Milo sat. He put his Styrofoam cup on Troy's desk. Milo was twenty and cocky, five-feet-eight and a sturdy build. Despite the doughnuts, he wasn't fat. He parted his brown hair in the center so that it swept down over his ears on both sides. He was trying to grow a moustache and not having much luck with it. To match the moustache he had a two-day beard, which, in his case, was light.

Troy was leaned back in his chair with one foot up on an open desk drawer. He folded his hands across his stomach, turned his head to his left, and stared at Milo, deadpan. Milo stared back for a moment out of blue eyes and some confusion, then looked out the window to his left. He took another sip of his coffee and put the cup back down. He looked back at Troy. “Whattya want?”

“Pick up the coffee cup. I didn't give you permission to use my desk for your goddamn dining table.”

Milo grabbed the cup. “Geez, Louise,” he said.

“Just curious, Officer Binder. Your mom or dad ever read
Catch-22
?”

“What's that?”

“Book. Novel by Joseph Heller.”

Milo thought about that for a moment. Troy let him.

“Don't think so,” Milo said at last. “Never heard of it. Why?”

“Never mind. I'm guessing one of them did but it doesn't matter. New rule. When June, me or anyone else connected with this department yells, ‘Milo! Get your ass in here,' you will move your ass instantly and swiftly to the sound of the voice. Is that clear, Officer Binder?”

Milo shrugged. “I was eating breakfast. Came as soon as I was done.” He looked down, found he was still clutching the coffee cup, and took a sip.

“Milo, I don't give a sweet damn if you were having gall-bladder surgery. When someone calls you, you answer right then. Or don't you like this job?”

“It's OK. I'm only doing this until I can get on with the sheriffs.”

“As I understand, you're only doing this at all because the mayor is your uncle.”

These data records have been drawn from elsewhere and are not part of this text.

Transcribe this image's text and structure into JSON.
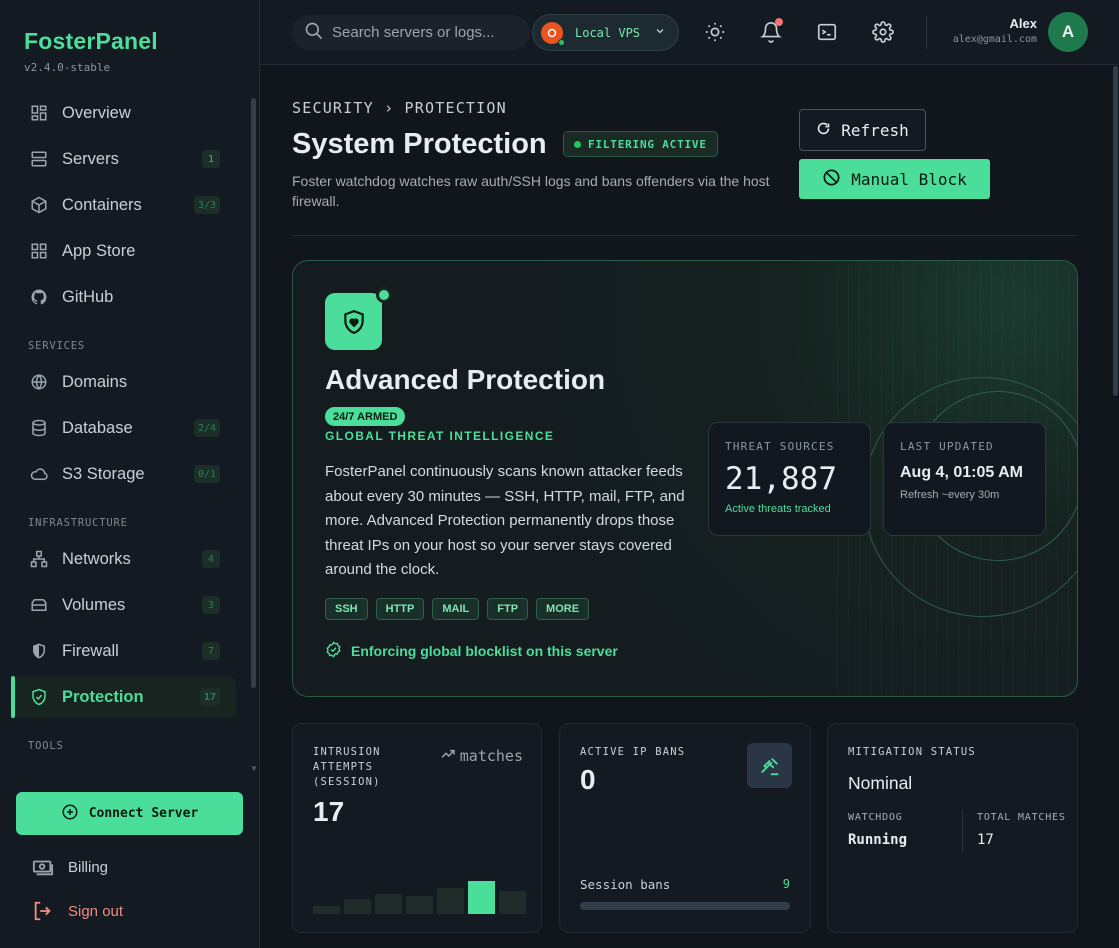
{
  "app": {
    "name": "FosterPanel",
    "version": "v2.4.0-stable"
  },
  "nav": {
    "main": [
      {
        "label": "Overview",
        "icon": "overview-icon",
        "badge": ""
      },
      {
        "label": "Servers",
        "icon": "servers-icon",
        "badge": "1"
      },
      {
        "label": "Containers",
        "icon": "containers-icon",
        "badge": "3/3"
      },
      {
        "label": "App Store",
        "icon": "app-store-icon",
        "badge": ""
      },
      {
        "label": "GitHub",
        "icon": "github-icon",
        "badge": ""
      }
    ],
    "services_title": "SERVICES",
    "services": [
      {
        "label": "Domains",
        "icon": "globe-icon",
        "badge": ""
      },
      {
        "label": "Database",
        "icon": "database-icon",
        "badge": "2/4"
      },
      {
        "label": "S3 Storage",
        "icon": "cloud-icon",
        "badge": "0/1"
      }
    ],
    "infra_title": "INFRASTRUCTURE",
    "infra": [
      {
        "label": "Networks",
        "icon": "network-icon",
        "badge": "4"
      },
      {
        "label": "Volumes",
        "icon": "volume-icon",
        "badge": "3"
      },
      {
        "label": "Firewall",
        "icon": "shield-icon",
        "badge": "7"
      },
      {
        "label": "Protection",
        "icon": "shield-check-icon",
        "badge": "17",
        "active": true
      }
    ],
    "tools_title": "TOOLS"
  },
  "sidebar_footer": {
    "connect_label": "Connect Server",
    "billing_label": "Billing",
    "signout_label": "Sign out"
  },
  "topbar": {
    "search_placeholder": "Search servers or logs...",
    "server_label": "Local VPS",
    "user_name": "Alex",
    "user_email": "alex@gmail.com",
    "avatar_letter": "A"
  },
  "header": {
    "breadcrumb": "SECURITY › PROTECTION",
    "title": "System Protection",
    "status": "FILTERING ACTIVE",
    "subtitle": "Foster watchdog watches raw auth/SSH logs and bans offenders via the host firewall.",
    "refresh_label": "Refresh",
    "block_label": "Manual Block"
  },
  "hero": {
    "title": "Advanced Protection",
    "armed": "24/7 ARMED",
    "intel": "GLOBAL THREAT INTELLIGENCE",
    "text": "FosterPanel continuously scans known attacker feeds about every 30 minutes — SSH, HTTP, mail, FTP, and more. Advanced Protection permanently drops those threat IPs on your host so your server stays covered around the clock.",
    "tags": [
      "SSH",
      "HTTP",
      "MAIL",
      "FTP",
      "MORE"
    ],
    "enforce": "Enforcing global blocklist on this server",
    "sources_label": "THREAT SOURCES",
    "sources_value": "21,887",
    "sources_note": "Active threats tracked",
    "updated_label": "LAST UPDATED",
    "updated_value": "Aug 4, 01:05 AM",
    "updated_note": "Refresh ~every 30m"
  },
  "stats": {
    "intrusion_label": "INTRUSION ATTEMPTS (SESSION)",
    "intrusion_value": "17",
    "matches_label": "matches",
    "intrusion_spark": [
      0.2,
      0.38,
      0.5,
      0.46,
      0.66,
      0.82,
      0.58
    ],
    "bans_label": "ACTIVE IP BANS",
    "bans_value": "0",
    "session_label": "Session bans",
    "session_value": "9",
    "mitigation_label": "MITIGATION STATUS",
    "mitigation_value": "Nominal",
    "watchdog_label": "WATCHDOG",
    "watchdog_value": "Running",
    "total_label": "TOTAL MATCHES",
    "total_value": "17"
  },
  "colors": {
    "accent": "#4ade9a",
    "background": "#11161d",
    "sidebar": "#141a22",
    "danger": "#f28b82"
  }
}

Milo grinned. “That's the way it works here. If you got a problem with that, go back to Tampa.”

“Good to know where I stand in the chain of command here. Now, I have some actual investigating for you to do. Probably want to add that to your résumé with the sheriffs. Get out to Wanda Frister's house. Can you drive a stick shift?”

“Well, yeah. I can. Why?”

“I hope so.” Troy fished out his keys and peeled off his car key. He kept the remote beeper. “Use my car, not the Suburban. It's a five-speed manual, and if you wreck my transmission I'll hang you.” Troy copied Wanda's address onto a fresh notepaper and handed that to Milo. “She says that she's being stalked by a guy named Billy Poteet. Do you know him?”

Milo nodded his head. “Yep. He's an asshole. Works in the Snake Key boatyard. When he works.”

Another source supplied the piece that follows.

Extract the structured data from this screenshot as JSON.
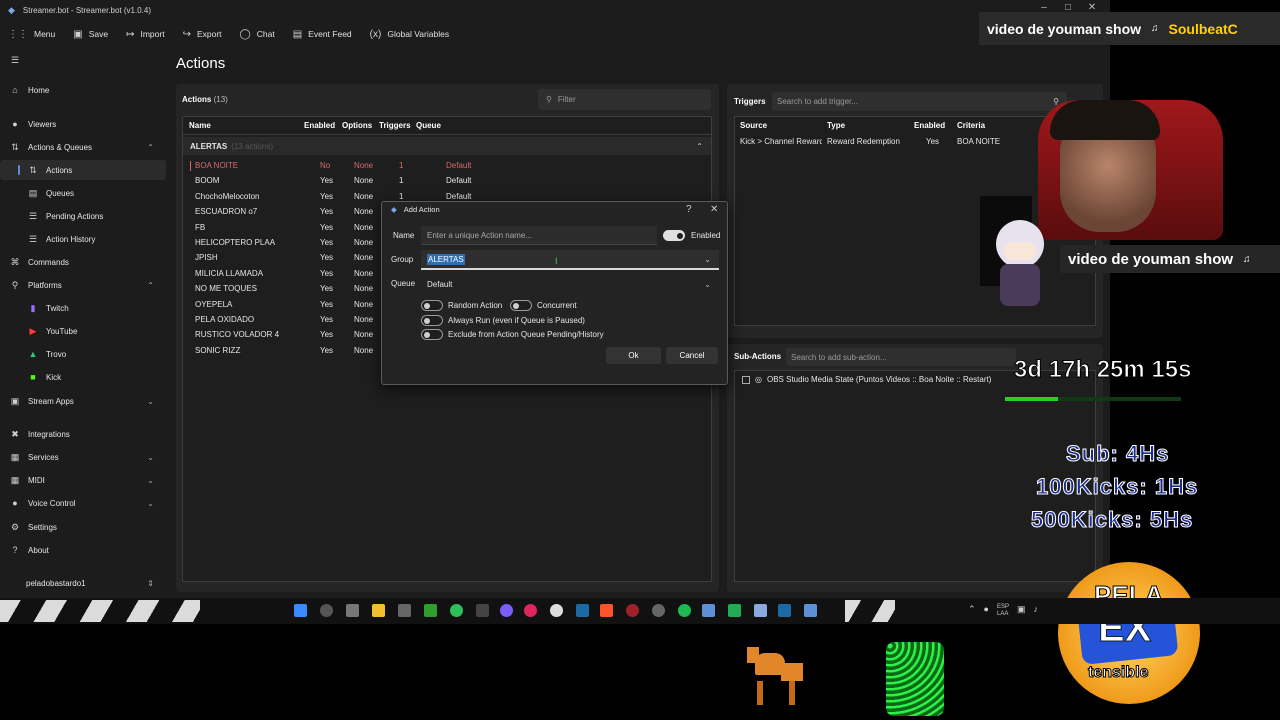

“I think that's Wanda's opinion too,” Troy said. “Listen to whatever is on her voicemail. Look around the neighborhood for a red F-150 truck or Billy Poteet or anything else that seems out of the ordinary. Then come back and report.”

“Oh. OK.”

“Oh. OK, Chief.”

“I gotta call you Chief?”

Troy reached into his shirt pocket and pulled out his badge. He turned his chair and held the badge angled sideways so the light from the window helped him read it. “Says right here.
Chief
. So, yes, a little courtesy would go a long way, Officer Binder.”

“OK, Chief.”

“And Officer Binder, one more thing.”

“What's that?”

“What's that,
Chief
” Troy said.

“What's that,
Chief
.”

“Don't ever again come to work without a clean shave. I'll send you home and dock you a day's pay for it. The 'stache is OK if it does not extend beyond the upper lip. But conservative haircut and daily shave, if you please.”

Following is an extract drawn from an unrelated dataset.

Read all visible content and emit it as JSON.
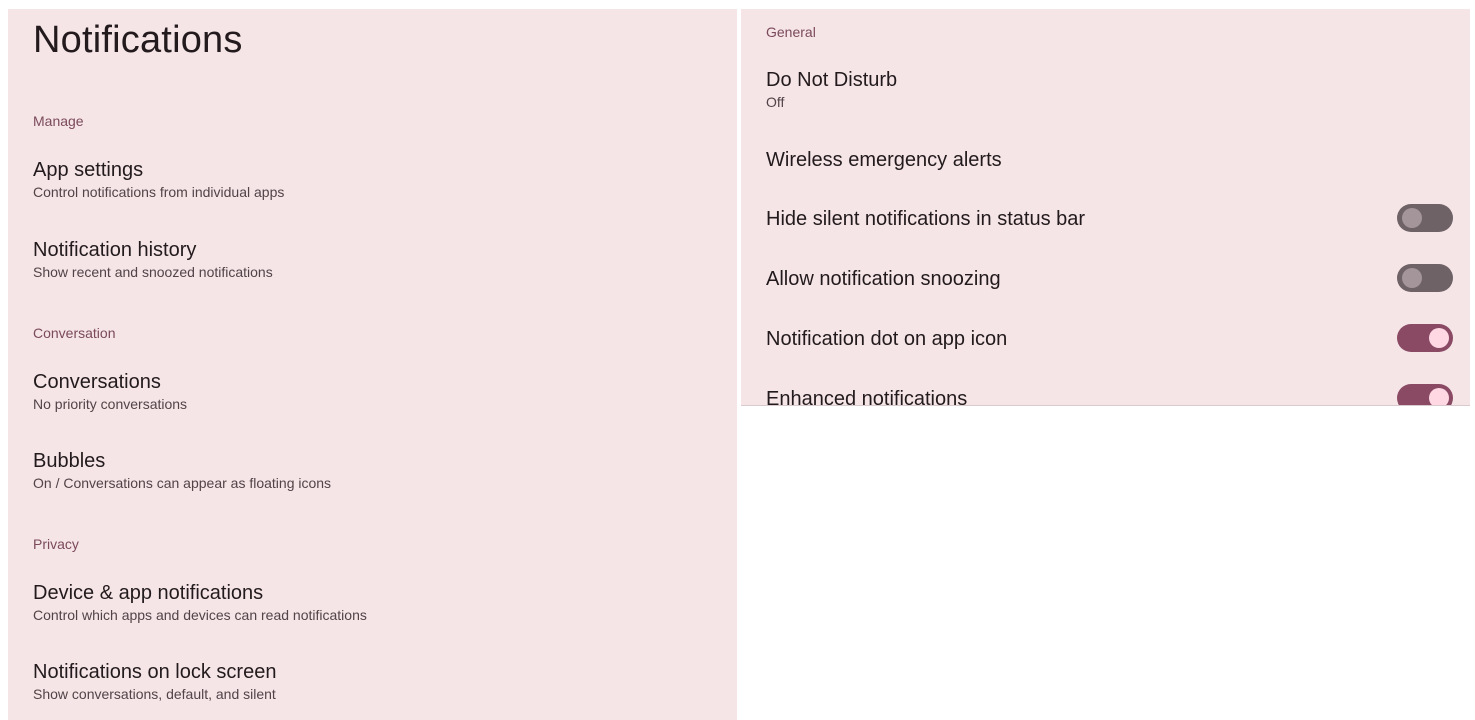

After Milo left, Troy checked with DMV and, sure enough, William Poteet was the owner of a red Ford F-150 truck. Poteet had a record too, Troy learned with more research, for assault, D.U.I., assault, bad checks, a long list of traffic offenses, assault, a partridge in a pear tree, and more assault. Poteet had spent some time in prison for some of the charges. As a convicted felon he would not be allowed to legally buy a gun, but that never slowed anyone down in Florida. Troy hit the print button and added all that to the file he had started. Wanda sure knew how to pick 'em, he thought. It would probably take a court order to trace the phone that had called Wanda, and Troy assumed it was a cheap disposable cell phone anyway, with preloaded minutes and bought off some store rack. By now it would be in a Dumpster behind some apartments somewhere.

He walked out to the lobby. “June, make a note on our shift log. Have patrols swing by Wanda Frister's house a couple times per shift.” He handed June a note. “There's the address. And have them look for a red F-150 truck there or anywhere else and note its tag, location and the time.”

“You got it, Chief,” June said.

“And put out the word. Tomorrow at eight a.m. I want everyone here. Total departmental meeting. Anyone not on duty gets an hour overtime.”

“Ooh. Major damn announcement? You hiring more people? We could use two more at least.”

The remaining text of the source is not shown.